Подобным образом Структуралисты бросили большую часть своих аналитических усилий на демонстрацию того, как классический реалистический роман создал свою собственную иллюзию реальности. Золя провел обстоятельное социальное исследование на рудниках и скотобойнях и распределил эти знания, — как описывал Филипп Амон, сравнивая их с каталожными карточками, — между различными персонажами-функциями, обычно передающими информацию ничего не подозревающему персонажу-слушателю, существующему только ради этого. И так далее. Эти различные техники были изобретены для «натурализации» культуры. Но демистификация реалистической иллюзии никоим образом не влияет на саму иллюзию. «Девятнадцатый век, каким мы его знаем, — писал Оскар Уайльд, — в большинстве своем изобретен Бальзаком». Диккенсу пришлось изучать закон и право наряду с прочими предметами, Толстому — все о войне, а Томасу Манну — все о музыке, медицине и тому подобном. Еще один интеллектуальный романист, пусть и женского пола, — Джордж Элиот — говорила, что писателю не обязательно ощущать на себе все тяготы работы в мастерской — достаточно лишь приоткрыть туда дверь. Так и есть: писатель не может обходиться без воображения.

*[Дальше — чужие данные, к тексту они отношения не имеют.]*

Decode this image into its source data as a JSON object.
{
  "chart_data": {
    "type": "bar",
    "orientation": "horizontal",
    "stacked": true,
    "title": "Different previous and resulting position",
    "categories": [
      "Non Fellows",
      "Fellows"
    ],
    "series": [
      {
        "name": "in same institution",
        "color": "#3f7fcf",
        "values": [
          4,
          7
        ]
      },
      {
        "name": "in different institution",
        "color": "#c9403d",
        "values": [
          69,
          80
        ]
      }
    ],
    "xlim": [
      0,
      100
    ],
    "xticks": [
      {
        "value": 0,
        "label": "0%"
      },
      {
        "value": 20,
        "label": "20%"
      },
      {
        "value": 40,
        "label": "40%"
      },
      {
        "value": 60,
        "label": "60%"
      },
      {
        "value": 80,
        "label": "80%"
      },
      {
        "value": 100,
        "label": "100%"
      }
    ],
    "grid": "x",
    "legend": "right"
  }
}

Достоевский это понимал. Как недостаточно и одного лишь усилия по написанию произведения. Но огромная часть писательского труда в случае классических реалистов была социологической и в конце концов привела в современном неореалистическом направлении к роману-срезу-жизни о шахтерах, докторах, футболистах, рекламщиках и всех прочих. Вернемся к личному опыту писателя. В наши дни возможность получения личного опыта сильно ограничена. И попытки американского постмодернизма вырваться из этого едва ли кончаются чем-то помимо забавных игр с нарративными условностями — весьма ограниченным видом знания.

На самом деле я несколько утрирую, дабы донести свою мысль. Ни в коем случае не подразумеваю, что полифонические переписанные истории, которые я упоминала — единственные великие романы нашего времени, или что до них не существовало других, не менее изобретательных. Хочу сказать следующее: задача романа состоит в том, чтобы делать подвластное только роману — вещи, которые кино, театру и телевидению приходится значительно урезать и искажать в адаптациях, жертвуя целыми измерениями ввиду куда более грандиозной способности делать то, с чем так хорошо справлялся раньше классический реалистический роман. Роман уходит корнями к историческим документам и всегда имел особую связь с историей. Но задача романа, в отличие от истории, состоит в предельном расширении наших интеллектуальных, духовных и творческих горизонтов. Переписанные истории производят именно такой эффект, смешивая реализм со сверхъестественным, а историю — с новой духовной и философской интерпретацией, а потому можно сказать, что они витают где-то между священными писаниями разных культур, продолжающих существовать лишь благодаря силе верований, которые они создали (включаю в этот список и Гомера, выжившего благодаря абсолютной вере Возрождения в непреходящую актуальность классической культуры), и бесконечными толкованиями и комментариями, порожденными писаниями, где одно не живет дольше предыдущего и вытесняет другое согласно духу времени, как переводчики Гомера или русской классики. Гомер Поупа — не Гомер Бутчера и Лэнга и не пользуется таким же спросом, как другие работы Поупа. А Гомер Бутчера и Лэнга совсем не похож на того в переводе Роберта Фицджеральда. Возможно, это покажется неуважением — поставить «Шайтанские аяты» ровно между священным Кораном и теми самыми толкователями, которые проклинают произведение Рушди, но сейчас я говорю исключительно в литературных терминах. Станет очевиднее, когда я скажу: Гомер исторический только отчасти, но по большей части мифический; история Испании за авторством Фуэнтеса ничем не уступает «настоящей», на которую молятся в школах, «Маятник» Эко не уступает «настоящей» истории теософии, а хазары Павича — их почти не существующей истории. Ибо каждая из этих историй — палимпсест.